Commençons par ces échanges, riches en informations inédites ou en pistes.
Selim Fourniret : Il parlait souvent, quand il était à la maison, de la franc-maçonnerie. Dans ses lettres il faisait référence à un maître qu’il avait, et des commandes spéciales, ce qui laisse supposer…
Oli Porro Santoro : C’est vrai que nous avons reçu une lettre datée du 5 janvier 2015 dans laquelle Michel Fourniret évoque un homme qu’il appelle son maître, voilà c’est cette lettre qui passe là, un homme qu’il appelle son vénérable maître, Paul-Louis Deschamps, qu’il côtoyait à l’époque. Il faut savoir que Selim insiste sur un point, c’est ce que son père n’était absolument pas un loup solitaire, il y avait du passage à la maison, c’est ce qu’il répète sans cesse. En fait il évoque ce monsieur Deschamps, qui lui faisait des commandes de « machines spéciales » pour son laboratoire, son client et concurrent. Qu’est-ce que ça veut dire, est-ce qu’il s’agit d’un message codé ?
Nous on a été auditionnés à plusieurs reprises, suite à notre visite en prison on en a parlé aux enquêteurs, mais le problème est que cette personne n’a jamais, jamais été auditionnée. Aucune suite, ils sont tous au courant de la lettre, on a saisi la police des polices récemment, la police a lancé récemment des appels à témoins alors que peut-être cet homme sait quelque chose étant donné qu’il côtoyait Fourniret durant ses longues années d’impunité, un type quand même qui du jour au lendemain s’achète un château avec de l’argent liquide, Selim m’a dit d’ailleurs qu’ils allaient beaucoup à Bruxelles à l’époque, pour changer l’or en argent liquide, c’est ça, tu te souviens ? Cet homme n’a jamais été entendu, c’est vrai que ça, c’est quelque chose, une zone d’ombre de ce que nous, nous avons trouvé durant notre enquête, qui nous laisse un peu cois, on comprend pas pourquoi cet homme n’a pas été auditionné.

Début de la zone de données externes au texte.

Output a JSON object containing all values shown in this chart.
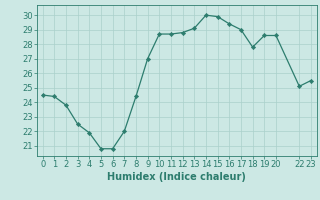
{
  "x": [
    0,
    1,
    2,
    3,
    4,
    5,
    6,
    7,
    8,
    9,
    10,
    11,
    12,
    13,
    14,
    15,
    16,
    17,
    18,
    19,
    20,
    22,
    23
  ],
  "y": [
    24.5,
    24.4,
    23.8,
    22.5,
    21.9,
    20.8,
    20.8,
    22.0,
    24.4,
    27.0,
    28.7,
    28.7,
    28.8,
    29.1,
    30.0,
    29.9,
    29.4,
    29.0,
    27.8,
    28.6,
    28.6,
    25.1,
    25.5
  ],
  "line_color": "#2d7d6e",
  "marker_color": "#2d7d6e",
  "bg_color": "#cce8e4",
  "grid_color": "#aad0cb",
  "xlabel": "Humidex (Indice chaleur)",
  "xticks": [
    0,
    1,
    2,
    3,
    4,
    5,
    6,
    7,
    8,
    9,
    10,
    11,
    12,
    13,
    14,
    15,
    16,
    17,
    18,
    19,
    20,
    22,
    23
  ],
  "xtick_labels": [
    "0",
    "1",
    "2",
    "3",
    "4",
    "5",
    "6",
    "7",
    "8",
    "9",
    "10",
    "11",
    "12",
    "13",
    "14",
    "15",
    "16",
    "17",
    "18",
    "19",
    "20",
    "22",
    "23"
  ],
  "yticks": [
    21,
    22,
    23,
    24,
    25,
    26,
    27,
    28,
    29,
    30
  ],
  "ylim": [
    20.3,
    30.7
  ],
  "xlim": [
    -0.5,
    23.5
  ],
  "tick_fontsize": 6.0,
  "axis_fontsize": 7.0
}
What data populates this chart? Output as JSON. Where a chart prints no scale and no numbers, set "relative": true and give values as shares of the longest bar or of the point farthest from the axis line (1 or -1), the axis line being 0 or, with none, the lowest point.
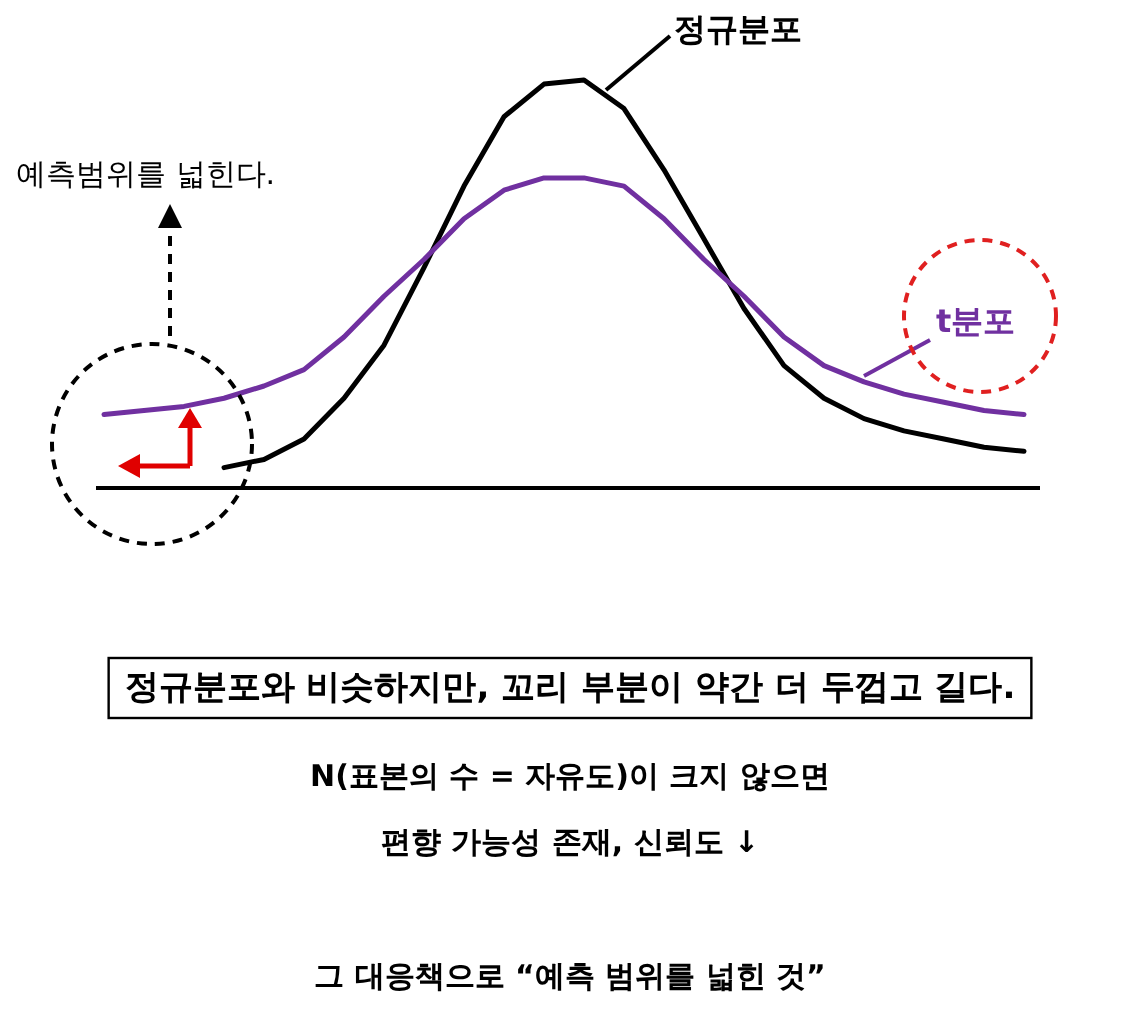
{
  "chart_data": {
    "type": "line",
    "relative": true,
    "categories": [
      null,
      null,
      null,
      null,
      null,
      null,
      null,
      null,
      null,
      null,
      null,
      null,
      null,
      null,
      null,
      null,
      null,
      null,
      null,
      null,
      null,
      null,
      null,
      null
    ],
    "series": [
      {
        "name": "정규분포",
        "color": "#000000",
        "values": [
          null,
          null,
          null,
          0.05,
          0.07,
          0.12,
          0.22,
          0.35,
          0.54,
          0.74,
          0.91,
          0.99,
          1.0,
          0.93,
          0.78,
          0.61,
          0.44,
          0.3,
          0.22,
          0.17,
          0.14,
          0.12,
          0.1,
          0.09
        ]
      },
      {
        "name": "t분포",
        "color": "#7030a0",
        "values": [
          0.18,
          0.19,
          0.2,
          0.22,
          0.25,
          0.29,
          0.37,
          0.47,
          0.56,
          0.66,
          0.73,
          0.76,
          0.76,
          0.74,
          0.66,
          0.56,
          0.47,
          0.37,
          0.3,
          0.26,
          0.23,
          0.21,
          0.19,
          0.18
        ]
      }
    ],
    "annotations": [
      "예측범위를 넓힌다.",
      "정규분포와 비슷하지만, 꼬리 부분이 약간 더 두껍고 길다.",
      "N(표본의 수 = 자유도)이 크지 않으면",
      "편향 가능성 존재, 신뢰도 ↓",
      "그 대응책으로 “예측 범위를 넓힌 것”"
    ]
  }
}
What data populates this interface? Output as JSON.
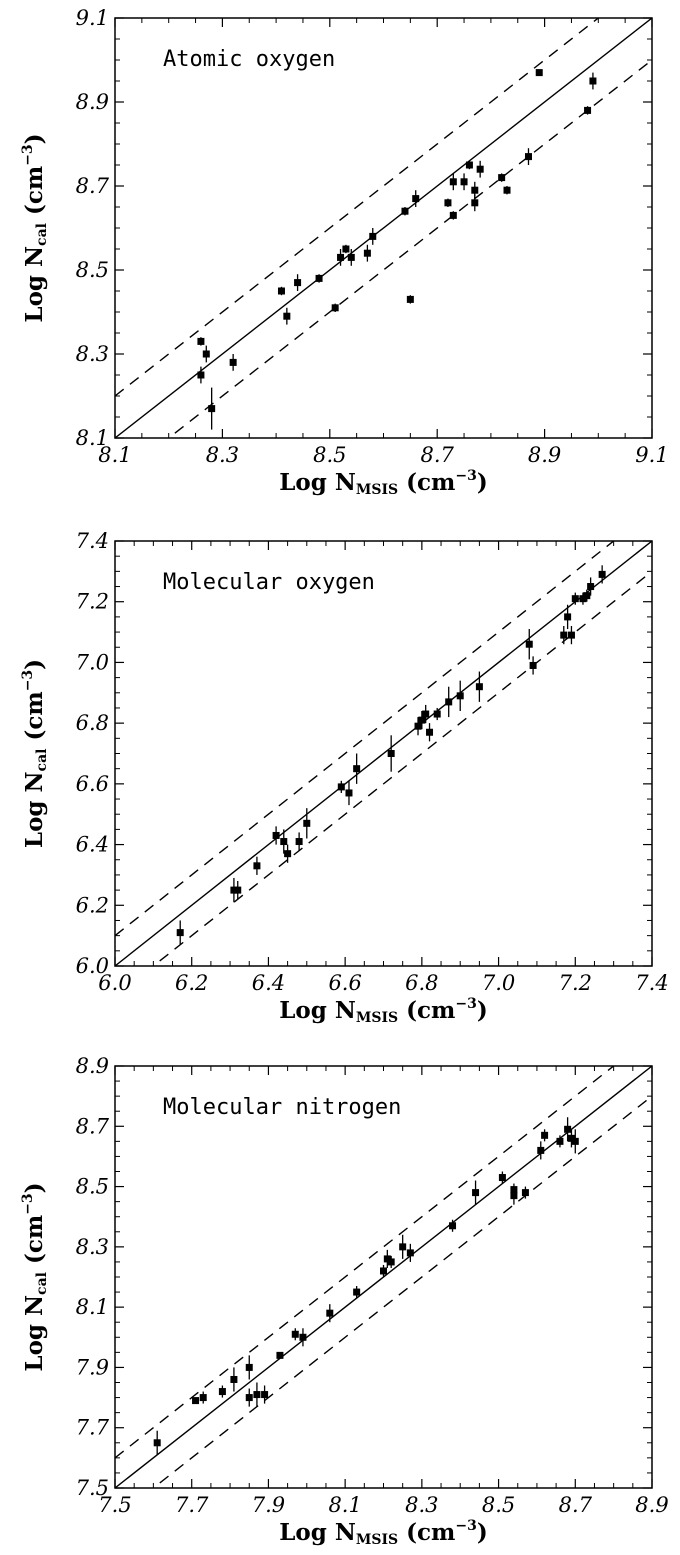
{
  "chart_data": [
    {
      "type": "scatter",
      "title": "Atomic oxygen",
      "xlabel": "Log N_MSIS (cm^-3)",
      "ylabel": "Log N_cal (cm^-3)",
      "xlim": [
        8.1,
        9.1
      ],
      "ylim": [
        8.1,
        9.1
      ],
      "ticks": [
        "8.1",
        "8.3",
        "8.5",
        "8.7",
        "8.9",
        "9.1"
      ],
      "reference_lines": {
        "identity_offset": 0,
        "dashed_offsets": [
          0.1,
          -0.1
        ]
      },
      "points": [
        {
          "x": 8.26,
          "y": 8.33,
          "err": 0.01
        },
        {
          "x": 8.26,
          "y": 8.25,
          "err": 0.02
        },
        {
          "x": 8.27,
          "y": 8.3,
          "err": 0.02
        },
        {
          "x": 8.28,
          "y": 8.17,
          "err": 0.05
        },
        {
          "x": 8.32,
          "y": 8.28,
          "err": 0.02
        },
        {
          "x": 8.41,
          "y": 8.45,
          "err": 0.01
        },
        {
          "x": 8.42,
          "y": 8.39,
          "err": 0.02
        },
        {
          "x": 8.44,
          "y": 8.47,
          "err": 0.02
        },
        {
          "x": 8.48,
          "y": 8.48,
          "err": 0.01
        },
        {
          "x": 8.51,
          "y": 8.41,
          "err": 0.01
        },
        {
          "x": 8.52,
          "y": 8.53,
          "err": 0.02
        },
        {
          "x": 8.53,
          "y": 8.55,
          "err": 0.01
        },
        {
          "x": 8.54,
          "y": 8.53,
          "err": 0.02
        },
        {
          "x": 8.57,
          "y": 8.54,
          "err": 0.02
        },
        {
          "x": 8.58,
          "y": 8.58,
          "err": 0.02
        },
        {
          "x": 8.64,
          "y": 8.64,
          "err": 0.01
        },
        {
          "x": 8.65,
          "y": 8.43,
          "err": 0.01
        },
        {
          "x": 8.66,
          "y": 8.67,
          "err": 0.02
        },
        {
          "x": 8.72,
          "y": 8.66,
          "err": 0.01
        },
        {
          "x": 8.73,
          "y": 8.63,
          "err": 0.01
        },
        {
          "x": 8.73,
          "y": 8.71,
          "err": 0.02
        },
        {
          "x": 8.75,
          "y": 8.71,
          "err": 0.02
        },
        {
          "x": 8.76,
          "y": 8.75,
          "err": 0.01
        },
        {
          "x": 8.77,
          "y": 8.69,
          "err": 0.02
        },
        {
          "x": 8.77,
          "y": 8.66,
          "err": 0.02
        },
        {
          "x": 8.78,
          "y": 8.74,
          "err": 0.02
        },
        {
          "x": 8.82,
          "y": 8.72,
          "err": 0.01
        },
        {
          "x": 8.83,
          "y": 8.69,
          "err": 0.01
        },
        {
          "x": 8.87,
          "y": 8.77,
          "err": 0.02
        },
        {
          "x": 8.89,
          "y": 8.97,
          "err": 0.0
        },
        {
          "x": 8.98,
          "y": 8.88,
          "err": 0.01
        },
        {
          "x": 8.99,
          "y": 8.95,
          "err": 0.02
        }
      ]
    },
    {
      "type": "scatter",
      "title": "Molecular oxygen",
      "xlabel": "Log N_MSIS (cm^-3)",
      "ylabel": "Log N_cal (cm^-3)",
      "xlim": [
        6.0,
        7.4
      ],
      "ylim": [
        6.0,
        7.4
      ],
      "ticks": [
        "6.0",
        "6.2",
        "6.4",
        "6.6",
        "6.8",
        "7.0",
        "7.2",
        "7.4"
      ],
      "reference_lines": {
        "identity_offset": 0,
        "dashed_offsets": [
          0.1,
          -0.1
        ]
      },
      "points": [
        {
          "x": 6.17,
          "y": 6.11,
          "err": 0.04
        },
        {
          "x": 6.31,
          "y": 6.25,
          "err": 0.04
        },
        {
          "x": 6.32,
          "y": 6.25,
          "err": 0.03
        },
        {
          "x": 6.37,
          "y": 6.33,
          "err": 0.03
        },
        {
          "x": 6.42,
          "y": 6.43,
          "err": 0.03
        },
        {
          "x": 6.44,
          "y": 6.41,
          "err": 0.04
        },
        {
          "x": 6.45,
          "y": 6.37,
          "err": 0.03
        },
        {
          "x": 6.48,
          "y": 6.41,
          "err": 0.03
        },
        {
          "x": 6.5,
          "y": 6.47,
          "err": 0.05
        },
        {
          "x": 6.59,
          "y": 6.59,
          "err": 0.02
        },
        {
          "x": 6.61,
          "y": 6.57,
          "err": 0.04
        },
        {
          "x": 6.63,
          "y": 6.65,
          "err": 0.05
        },
        {
          "x": 6.72,
          "y": 6.7,
          "err": 0.06
        },
        {
          "x": 6.79,
          "y": 6.79,
          "err": 0.03
        },
        {
          "x": 6.8,
          "y": 6.81,
          "err": 0.03
        },
        {
          "x": 6.81,
          "y": 6.83,
          "err": 0.03
        },
        {
          "x": 6.82,
          "y": 6.77,
          "err": 0.03
        },
        {
          "x": 6.84,
          "y": 6.83,
          "err": 0.02
        },
        {
          "x": 6.87,
          "y": 6.87,
          "err": 0.05
        },
        {
          "x": 6.9,
          "y": 6.89,
          "err": 0.05
        },
        {
          "x": 6.95,
          "y": 6.92,
          "err": 0.05
        },
        {
          "x": 7.08,
          "y": 7.06,
          "err": 0.05
        },
        {
          "x": 7.09,
          "y": 6.99,
          "err": 0.03
        },
        {
          "x": 7.17,
          "y": 7.09,
          "err": 0.03
        },
        {
          "x": 7.18,
          "y": 7.15,
          "err": 0.04
        },
        {
          "x": 7.19,
          "y": 7.09,
          "err": 0.03
        },
        {
          "x": 7.2,
          "y": 7.21,
          "err": 0.02
        },
        {
          "x": 7.22,
          "y": 7.21,
          "err": 0.02
        },
        {
          "x": 7.23,
          "y": 7.22,
          "err": 0.02
        },
        {
          "x": 7.24,
          "y": 7.25,
          "err": 0.03
        },
        {
          "x": 7.27,
          "y": 7.29,
          "err": 0.03
        }
      ]
    },
    {
      "type": "scatter",
      "title": "Molecular nitrogen",
      "xlabel": "Log N_MSIS (cm^-3)",
      "ylabel": "Log N_cal (cm^-3)",
      "xlim": [
        7.5,
        8.9
      ],
      "ylim": [
        7.5,
        8.9
      ],
      "ticks": [
        "7.5",
        "7.7",
        "7.9",
        "8.1",
        "8.3",
        "8.5",
        "8.7",
        "8.9"
      ],
      "reference_lines": {
        "identity_offset": 0,
        "dashed_offsets": [
          0.1,
          -0.1
        ]
      },
      "points": [
        {
          "x": 7.61,
          "y": 7.65,
          "err": 0.04
        },
        {
          "x": 7.71,
          "y": 7.79,
          "err": 0.01
        },
        {
          "x": 7.73,
          "y": 7.8,
          "err": 0.02
        },
        {
          "x": 7.78,
          "y": 7.82,
          "err": 0.02
        },
        {
          "x": 7.81,
          "y": 7.86,
          "err": 0.04
        },
        {
          "x": 7.85,
          "y": 7.9,
          "err": 0.04
        },
        {
          "x": 7.85,
          "y": 7.8,
          "err": 0.03
        },
        {
          "x": 7.87,
          "y": 7.81,
          "err": 0.04
        },
        {
          "x": 7.89,
          "y": 7.81,
          "err": 0.03
        },
        {
          "x": 7.93,
          "y": 7.94,
          "err": 0.01
        },
        {
          "x": 7.97,
          "y": 8.01,
          "err": 0.02
        },
        {
          "x": 7.99,
          "y": 8.0,
          "err": 0.03
        },
        {
          "x": 8.06,
          "y": 8.08,
          "err": 0.03
        },
        {
          "x": 8.13,
          "y": 8.15,
          "err": 0.02
        },
        {
          "x": 8.2,
          "y": 8.22,
          "err": 0.02
        },
        {
          "x": 8.21,
          "y": 8.26,
          "err": 0.03
        },
        {
          "x": 8.22,
          "y": 8.25,
          "err": 0.02
        },
        {
          "x": 8.25,
          "y": 8.3,
          "err": 0.04
        },
        {
          "x": 8.27,
          "y": 8.28,
          "err": 0.03
        },
        {
          "x": 8.38,
          "y": 8.37,
          "err": 0.02
        },
        {
          "x": 8.44,
          "y": 8.48,
          "err": 0.04
        },
        {
          "x": 8.51,
          "y": 8.53,
          "err": 0.02
        },
        {
          "x": 8.54,
          "y": 8.47,
          "err": 0.03
        },
        {
          "x": 8.54,
          "y": 8.49,
          "err": 0.02
        },
        {
          "x": 8.57,
          "y": 8.48,
          "err": 0.02
        },
        {
          "x": 8.61,
          "y": 8.62,
          "err": 0.03
        },
        {
          "x": 8.62,
          "y": 8.67,
          "err": 0.02
        },
        {
          "x": 8.66,
          "y": 8.65,
          "err": 0.02
        },
        {
          "x": 8.68,
          "y": 8.69,
          "err": 0.04
        },
        {
          "x": 8.69,
          "y": 8.66,
          "err": 0.03
        },
        {
          "x": 8.7,
          "y": 8.65,
          "err": 0.04
        }
      ]
    }
  ]
}
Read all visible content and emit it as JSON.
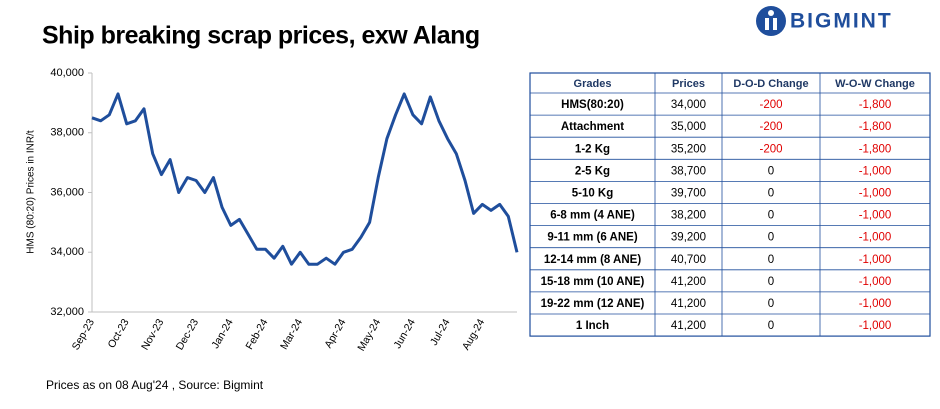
{
  "header": {
    "logo": "BIGMINT"
  },
  "chart_data": {
    "type": "line",
    "title": "Ship breaking scrap prices, exw Alang",
    "y_label": "HMS (80:20) Prices in INR/t",
    "color": "#1f4e9c",
    "grid": false,
    "categories": [
      "Sep-23",
      null,
      null,
      null,
      "Oct-23",
      null,
      null,
      null,
      "Nov-23",
      null,
      null,
      null,
      "Dec-23",
      null,
      null,
      null,
      "Jan-24",
      null,
      null,
      null,
      "Feb-24",
      null,
      null,
      null,
      "Mar-24",
      null,
      null,
      null,
      null,
      "Apr-24",
      null,
      null,
      null,
      "May-24",
      null,
      null,
      null,
      "Jun-24",
      null,
      null,
      null,
      "Jul-24",
      null,
      null,
      null,
      "Aug-24",
      null,
      null,
      null,
      null
    ],
    "values": [
      38500,
      38400,
      38600,
      39300,
      38300,
      38400,
      38800,
      37300,
      36600,
      37100,
      36000,
      36500,
      36400,
      36000,
      36500,
      35500,
      34900,
      35100,
      34600,
      34100,
      34100,
      33800,
      34200,
      33600,
      34000,
      33600,
      33600,
      33800,
      33600,
      34000,
      34100,
      34500,
      35000,
      36500,
      37800,
      38600,
      39300,
      38600,
      38300,
      39200,
      38400,
      37800,
      37300,
      36400,
      35300,
      35600,
      35400,
      35600,
      35200,
      34000
    ],
    "ylim": [
      32000,
      40000
    ],
    "yticks": [
      {
        "value": 32000,
        "label": "32,000"
      },
      {
        "value": 34000,
        "label": "34,000"
      },
      {
        "value": 36000,
        "label": "36,000"
      },
      {
        "value": 38000,
        "label": "38,000"
      },
      {
        "value": 40000,
        "label": "40,000"
      }
    ]
  },
  "table": {
    "columns": [
      "Grades",
      "Prices",
      "D-O-D Change",
      "W-O-W Change"
    ],
    "rows": [
      [
        "HMS(80:20)",
        "34,000",
        "-200",
        "-1,800"
      ],
      [
        "Attachment",
        "35,000",
        "-200",
        "-1,800"
      ],
      [
        "1-2 Kg",
        "35,200",
        "-200",
        "-1,800"
      ],
      [
        "2-5 Kg",
        "38,700",
        "0",
        "-1,000"
      ],
      [
        "5-10 Kg",
        "39,700",
        "0",
        "-1,000"
      ],
      [
        "6-8 mm (4 ANE)",
        "38,200",
        "0",
        "-1,000"
      ],
      [
        "9-11 mm (6 ANE)",
        "39,200",
        "0",
        "-1,000"
      ],
      [
        "12-14 mm (8 ANE)",
        "40,700",
        "0",
        "-1,000"
      ],
      [
        "15-18 mm (10 ANE)",
        "41,200",
        "0",
        "-1,000"
      ],
      [
        "19-22 mm (12 ANE)",
        "41,200",
        "0",
        "-1,000"
      ],
      [
        "1 Inch",
        "41,200",
        "0",
        "-1,000"
      ]
    ]
  },
  "footer": "Prices as on 08 Aug'24 , Source: Bigmint"
}
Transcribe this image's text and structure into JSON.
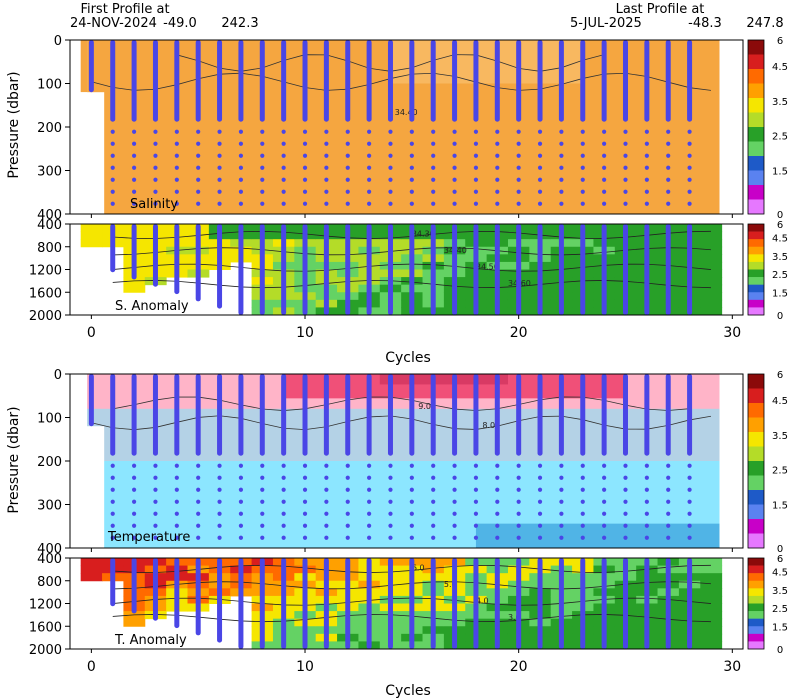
{
  "header": {
    "first_label": "First Profile at",
    "first_date": "24-NOV-2024",
    "first_lat": "-49.0",
    "first_lon": "242.3",
    "last_label": "Last Profile at",
    "last_date": "5-JUL-2025",
    "last_lat": "-48.3",
    "last_lon": "247.8"
  },
  "chart_data": {
    "type": "heatmap",
    "x_label": "Cycles",
    "y_label": "Pressure (dbar)",
    "x_ticks": [
      "0",
      "10",
      "20",
      "30"
    ],
    "x_range": [
      -1,
      30.5
    ],
    "cycles": [
      0,
      1,
      2,
      3,
      4,
      5,
      6,
      7,
      8,
      9,
      10,
      11,
      12,
      13,
      14,
      15,
      16,
      17,
      18,
      19,
      20,
      21,
      22,
      23,
      24,
      25,
      26,
      27,
      28
    ],
    "colorbar_ticks": [
      "6",
      "4.5",
      "3.5",
      "2.5",
      "1.5",
      "0"
    ],
    "colorbar_colors": [
      "#8b0a0a",
      "#d81e1e",
      "#ff6a00",
      "#ffa000",
      "#f5e600",
      "#b4dc28",
      "#28a028",
      "#64d264",
      "#1e5ac8",
      "#5a82f0",
      "#c800c8",
      "#e678ff"
    ],
    "profile_marker_color": "#4a46e6",
    "panels": [
      {
        "label": "Salinity",
        "y_ticks": [
          "0",
          "100",
          "200",
          "300",
          "400"
        ],
        "y_range": [
          0,
          400
        ],
        "fill_color": "#f5a640",
        "contours": [
          "34.40",
          "34.30"
        ]
      },
      {
        "label": "S. Anomaly",
        "y_ticks": [
          "400",
          "800",
          "1200",
          "1600",
          "2000"
        ],
        "y_range": [
          400,
          2000
        ],
        "contours": [
          "34.30",
          "34.40",
          "34.50",
          "34.60"
        ]
      },
      {
        "label": "Temperature",
        "y_ticks": [
          "0",
          "100",
          "200",
          "300",
          "400"
        ],
        "y_range": [
          0,
          400
        ],
        "colors": {
          "warm": "#f05078",
          "mid": "#ffb4c8",
          "cool": "#b4d2e6",
          "cold": "#8ce6ff",
          "coldest": "#50b4e6"
        },
        "contours": [
          "9.0",
          "8.0"
        ]
      },
      {
        "label": "T. Anomaly",
        "y_ticks": [
          "400",
          "800",
          "1200",
          "1600",
          "2000"
        ],
        "y_range": [
          400,
          2000
        ],
        "contours": [
          "6.0",
          "5.0",
          "4.0",
          "3.0"
        ]
      }
    ]
  }
}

Éric Naulleau : Selim, indépendamment de ce qui est encore un peu mystérieux, est-ce que vous redoutez qu’il y ait la révélation d’autres crimes commis non seulement par votre père, mais par vos parents ?
Selim Fourniret : C’est pas une crainte, je sais que y en a d’autres. C’est pas je sais, je suppose qu’il y en a d’autres.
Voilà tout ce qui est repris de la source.